Et forcément, lesdites demoiselles sont particulièrement affriolantes, donnant au titre son côté ecchi. Toutefois, ce dernier ne va pas très loin, le jeu n'est pas une dating sim (même s'il l'est un peu), mais plutôt un visual novel à part entière, dans le sens où le scénario parle de la guerre plutôt que de la romance des personnages.
Les twists sont bien présents, construisant une histoire dont on a envie de connaître le dénouement. Il peut d'ailleurs y avoir jusqu'à huit fins différentes, en fonction des choix que vous aurez faits durant votre aventure.
C'est assez réussi, mais c'est plombé par un rythme qui tire méchamment en longueur. Il faut environ six à sept heures pour en voir le bout, et un tiers en moins aurait été bien plus dynamique. Walter est bien trop bavard dans ses réflexions.

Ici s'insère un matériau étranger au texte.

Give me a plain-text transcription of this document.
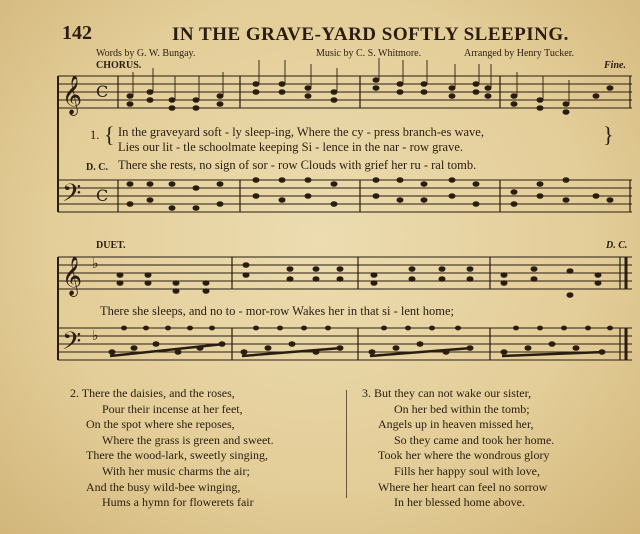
142	IN THE GRAVE-YARD SOFTLY SLEEPING.
Words by G. W. Bungay.	Music by C. S. Whitmore.	Arranged by Henry Tucker.
CHORUS.	Fine.
𝄞
𝄢
𝄞
𝄢
C
C
♭
♭
1. { In the graveyard soft - ly sleep-ing, Where the cy - press branch-es wave,
Lies our lit - tle schoolmate keeping Si - lence in the nar - row grave.	}
D. C. There she rests, no sign of sor - row Clouds with grief her ru - ral tomb.
DUET.	D. C.
There she sleeps, and no to - mor-row Wakes her in that si - lent home;
2. There the daisies, and the roses,
Pour their incense at her feet,
On the spot where she reposes,
Where the grass is green and sweet.
There the wood-lark, sweetly singing,
With her music charms the air;
And the busy wild-bee winging,
Hums a hymn for flowerets fair
3. But they can not wake our sister,
On her bed within the tomb;
Angels up in heaven missed her,
So they came and took her home.
Took her where the wondrous glory
Fills her happy soul with love,
Where her heart can feel no sorrow
In her blessed home above.
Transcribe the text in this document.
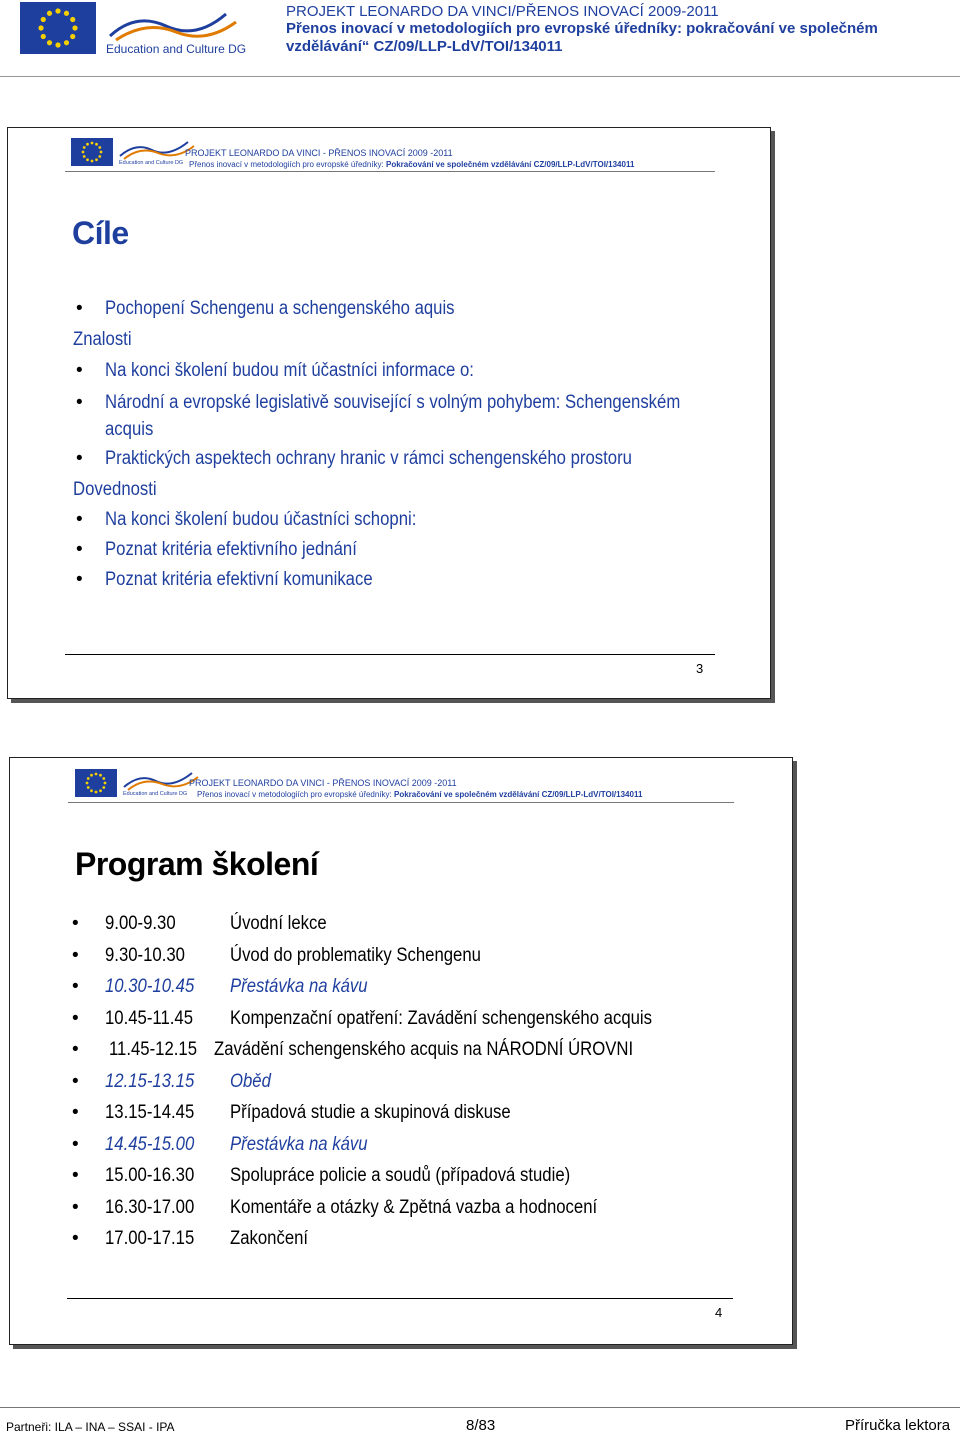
Education and Culture DG
PROJEKT LEONARDO DA VINCI/PŘENOS INOVACÍ 2009-2011
Přenos inovací v metodologiích pro evropské úředníky: pokračování ve společném
vzdělávání“ CZ/09/LLP-LdV/TOI/134011
Education and Culture DG
PROJEKT LEONARDO DA VINCI - PŘENOS INOVACÍ 2009 -2011
Přenos inovací v metodologiích pro evropské úředníky: Pokračování ve společném vzdělávání CZ/09/LLP-LdV/TOI/134011
Cíle
• Pochopení Schengenu a schengenského aquis
Znalosti
• Na konci školení budou mít účastníci informace o:
• Národní a evropské legislativě související s volným pohybem: Schengenském
acquis
• Praktických aspektech ochrany hranic v rámci schengenského prostoru
Dovednosti
• Na konci školení budou účastníci schopni:
• Poznat kritéria efektivního jednání
• Poznat kritéria efektivní komunikace
3
Education and Culture DG
PROJEKT LEONARDO DA VINCI - PŘENOS INOVACÍ 2009 -2011
Přenos inovací v metodologiích pro evropské úředníky: Pokračování ve společném vzdělávání CZ/09/LLP-LdV/TOI/134011
Program školení
• 9.00-9.30	Úvodní lekce
• 9.30-10.30 Úvod do problematiky Schengenu
• 10.30-10.45 Přestávka na kávu
• 10.45-11.45 Kompenzační opatření: Zavádění schengenského acquis
• 11.45-12.15 Zavádění schengenského acquis na NÁRODNÍ ÚROVNI
• 12.15-13.15 Oběd
• 13.15-14.45 Případová studie a skupinová diskuse
• 14.45-15.00 Přestávka na kávu
• 15.00-16.30 Spolupráce policie a soudů (případová studie)
• 16.30-17.00 Komentáře a otázky & Zpětná vazba a hodnocení
• 17.00-17.15 Zakončení
4
Partneři: ILA – INA – SSAI - IPA	8/83	Příručka lektora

De plus, il n'est pas disponible en français, il faut donc le faire en anglais, avec un jeu extrêmement bavard et avec un niveau de langage assez relevé.
On sent le petit budget : les décors et les personnages sont très esthétiques, mais malheureusement très peu nombreux. Cela va une fois de plus dans le sens du visual novel : peu de moyens, mais beaucoup de mots.